4. Median of Two Sorted Arrays && 295. Find Median from Data Stream

4. Median of Two Sorted Arrays

There are two sorted arrays nums1 and nums2 of size m and n respectively.

Find the median of the two sorted arrays. The overall run time complexity should be O(log (m+n)).

Example 1:

nums1 = [1, 3]
nums2 = [2]

The median is 2.0

Example 2:

nums1 = [1, 2]
nums2 = [3, 4]

The median is (2 + 3)/2 = 2.5

 Binary Search Array Divide and Conquer

 

Analyze:

array1, len m. cut i, i items on the left, (m-i) on the right.   

array2, len n. cut j, j items on the left, (n-j) on the right.

 

a[0],a[1],...,a[cut-1]　　|　　a[cut], a[cut+1], ... a[l-1]

 

Find cut i in [0,m], and cut j in [0,n] such that

 

a1[i-1]<=a2[j] && a1[j-1] <= a2[i]

 

If M+N is even:

i+j = m-i + n-j.  

Median = 0.5*(Math.max(a1[i-1], a2[j-1) + Math.min(a1[i], a2[j]));

If M+N is odd:

i+j+1 = m-i + n-j. (You can always convert to this)

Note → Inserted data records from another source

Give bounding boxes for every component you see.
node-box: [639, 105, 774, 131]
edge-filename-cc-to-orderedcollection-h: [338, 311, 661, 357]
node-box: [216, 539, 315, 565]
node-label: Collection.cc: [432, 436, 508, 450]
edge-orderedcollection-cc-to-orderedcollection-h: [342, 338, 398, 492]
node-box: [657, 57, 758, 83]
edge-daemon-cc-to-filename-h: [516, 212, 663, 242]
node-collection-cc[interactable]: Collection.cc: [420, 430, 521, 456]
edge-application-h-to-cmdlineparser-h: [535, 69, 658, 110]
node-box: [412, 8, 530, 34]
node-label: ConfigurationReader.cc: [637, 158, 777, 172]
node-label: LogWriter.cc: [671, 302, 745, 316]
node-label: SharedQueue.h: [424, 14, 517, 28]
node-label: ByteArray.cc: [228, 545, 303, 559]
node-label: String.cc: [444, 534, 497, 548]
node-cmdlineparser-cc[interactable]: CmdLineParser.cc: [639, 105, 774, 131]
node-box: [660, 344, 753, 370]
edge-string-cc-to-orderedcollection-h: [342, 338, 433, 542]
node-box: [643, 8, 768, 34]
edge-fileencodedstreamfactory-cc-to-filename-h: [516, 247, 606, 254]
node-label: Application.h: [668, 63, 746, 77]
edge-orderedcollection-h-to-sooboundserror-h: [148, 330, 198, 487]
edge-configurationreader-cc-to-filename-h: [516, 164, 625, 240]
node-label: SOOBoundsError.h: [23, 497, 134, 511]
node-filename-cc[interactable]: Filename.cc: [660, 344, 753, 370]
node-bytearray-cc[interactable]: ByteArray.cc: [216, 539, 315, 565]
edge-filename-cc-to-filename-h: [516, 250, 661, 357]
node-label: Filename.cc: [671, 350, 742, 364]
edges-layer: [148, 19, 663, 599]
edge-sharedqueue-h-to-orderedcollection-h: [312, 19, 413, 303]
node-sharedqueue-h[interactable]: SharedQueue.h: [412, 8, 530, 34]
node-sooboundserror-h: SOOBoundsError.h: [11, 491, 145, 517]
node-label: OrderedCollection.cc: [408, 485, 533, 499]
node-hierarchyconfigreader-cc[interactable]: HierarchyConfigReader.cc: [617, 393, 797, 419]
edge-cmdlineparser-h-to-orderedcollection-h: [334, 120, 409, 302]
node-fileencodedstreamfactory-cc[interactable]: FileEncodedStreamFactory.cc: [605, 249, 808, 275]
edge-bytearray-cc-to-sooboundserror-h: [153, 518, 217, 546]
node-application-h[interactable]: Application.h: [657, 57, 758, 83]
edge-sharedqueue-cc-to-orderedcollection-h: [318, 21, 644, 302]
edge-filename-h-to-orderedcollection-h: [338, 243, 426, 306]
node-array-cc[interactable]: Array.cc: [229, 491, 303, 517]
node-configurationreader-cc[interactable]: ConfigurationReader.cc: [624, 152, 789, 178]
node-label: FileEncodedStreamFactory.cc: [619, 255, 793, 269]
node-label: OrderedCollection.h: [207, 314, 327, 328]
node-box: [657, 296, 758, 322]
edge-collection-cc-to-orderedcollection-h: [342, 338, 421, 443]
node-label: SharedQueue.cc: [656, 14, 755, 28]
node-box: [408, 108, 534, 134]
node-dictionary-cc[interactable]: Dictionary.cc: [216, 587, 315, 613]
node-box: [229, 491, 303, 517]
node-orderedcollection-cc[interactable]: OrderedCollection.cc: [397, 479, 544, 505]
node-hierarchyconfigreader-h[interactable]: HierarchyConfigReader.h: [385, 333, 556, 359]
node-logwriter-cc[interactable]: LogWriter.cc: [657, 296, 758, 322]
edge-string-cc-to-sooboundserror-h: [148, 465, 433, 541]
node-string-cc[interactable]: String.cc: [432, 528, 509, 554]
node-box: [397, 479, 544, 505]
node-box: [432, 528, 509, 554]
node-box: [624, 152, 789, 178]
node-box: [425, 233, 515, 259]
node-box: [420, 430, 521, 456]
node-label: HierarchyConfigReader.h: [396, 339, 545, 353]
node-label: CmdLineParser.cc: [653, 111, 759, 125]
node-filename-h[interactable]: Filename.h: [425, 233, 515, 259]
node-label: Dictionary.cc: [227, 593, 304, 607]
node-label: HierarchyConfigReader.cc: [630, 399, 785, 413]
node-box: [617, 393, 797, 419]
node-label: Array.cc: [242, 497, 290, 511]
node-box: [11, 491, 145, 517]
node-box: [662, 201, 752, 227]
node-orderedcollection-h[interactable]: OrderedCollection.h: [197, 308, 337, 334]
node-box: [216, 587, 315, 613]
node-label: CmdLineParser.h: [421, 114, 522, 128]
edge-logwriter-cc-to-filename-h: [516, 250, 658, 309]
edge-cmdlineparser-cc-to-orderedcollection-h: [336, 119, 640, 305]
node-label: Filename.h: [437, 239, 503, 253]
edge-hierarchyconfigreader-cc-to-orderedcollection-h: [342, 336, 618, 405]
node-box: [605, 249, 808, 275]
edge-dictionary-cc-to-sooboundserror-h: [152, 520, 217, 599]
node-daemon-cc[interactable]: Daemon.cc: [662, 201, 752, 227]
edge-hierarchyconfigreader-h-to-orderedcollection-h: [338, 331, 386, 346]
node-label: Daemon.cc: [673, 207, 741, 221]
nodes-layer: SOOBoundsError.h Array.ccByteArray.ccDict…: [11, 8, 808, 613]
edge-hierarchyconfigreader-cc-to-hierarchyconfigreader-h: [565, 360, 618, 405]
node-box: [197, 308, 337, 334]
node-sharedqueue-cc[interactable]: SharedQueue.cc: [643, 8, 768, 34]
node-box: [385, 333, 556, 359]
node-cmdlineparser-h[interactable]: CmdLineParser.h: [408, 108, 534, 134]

Median = Math.min(a1[i], a2[j]);

 

j=(m+n)/2 - i;

 

public class Solution {
    public double findMedianSortedArrays(int[] nums1, int[] nums2) {
        int l1 = nums1.length;
        int l2 = nums2.length;
        int l = l1+l2;
        int s = l/2;
        int left = 0;
        int right = l1;
        
        while(left<=right)
        {
            int cut1 = (left+right)/2;
            int cut2 = s - cut1;
            //Make sure:  nums2[cut2-1] <= nums1[cut1]
            if(cut2 > l2 || cut2>0 && cut1<l1 && nums1[cut1]<nums2[cut2-1])
            {
                left = cut1+1;//This must move forward, otherwise, infinite loop.
                continue;
            }
            //Make sure:  nums1[cut1-1] <= nums2[cut2]
            if(cut2 < 0 || (cut1>0 && cut2<l2 && nums1[cut1-1]>nums2[cut2]))
            {
               right = cut1-1;//cut1 is guranteed to be less than right, so it has already moved forward.
               continue;
            }
            
            //if cut1 passes all previous checks, then it is the CUT!!!
            int rightMin = -1;
            if(cut1 == l1)
                rightMin = nums2[cut2];
            else if(cut2 == l2)
                rightMin = nums1[cut1];
            else
                rightMin = Math.min(nums1[cut1], nums2[cut2]);
            if(l%2 == 0)
            {
                int leftMax = -1;
                if(cut1 == 0)
                    leftMax = nums2[cut2-1];
                else if(cut2 == 0)
                    leftMax = nums1[cut1-1];
                else
                    leftMax = Math.max(nums1[cut1-1], nums2[cut2-1]);
            
                return 0.5*(leftMax+rightMin);
            }
            else
                return rightMin;
        }
        return -1;
    }
}

 

295. Find Median from Data Stream

Examples: 

[2,3,4] , the median is 3

[2,3], the median is (2 + 3) / 2 = 2.5

Design a data structure that supports the following two operations:

• void addNum(int num) - Add a integer number from the data stream to the data structure.
• double findMedian() - Return the median of all elements so far.

For example:

add(1)
add(2)
findMedian() -> 1.5
add(3) 
findMedian() -> 2

 Heap Design

Idea:

Keep two priority queue. One for smaller half of the numbers, the other for larger half.

 

public class MedianFinder {
  private PriorityQueue<Integer> left = new PriorityQueue<>(1000, Collections.reverseOrder());
  private PriorityQueue<Integer> right = new PriorityQueue<>();

  //make sure left queue has equal length as or only one element longer than right queue
  public void addNum(int num) {
    left.offer(num); //merge num into left.
    right.offer(left.poll()); //move left's max to right
    if (left.size() < right.size())
      left.offer(right.poll());
  }

  // Returns the median of current data stream
  public double findMedian() {
    if (left.size() == right.size())
      return (left.peek() + right.peek()) / 2.0;
    else
      return left.peek();
  }
}

// Your MedianFinder object will be instantiated and called as such:
// MedianFinder mf = new MedianFinder();
// mf.addNum(1);
// mf.findMedian();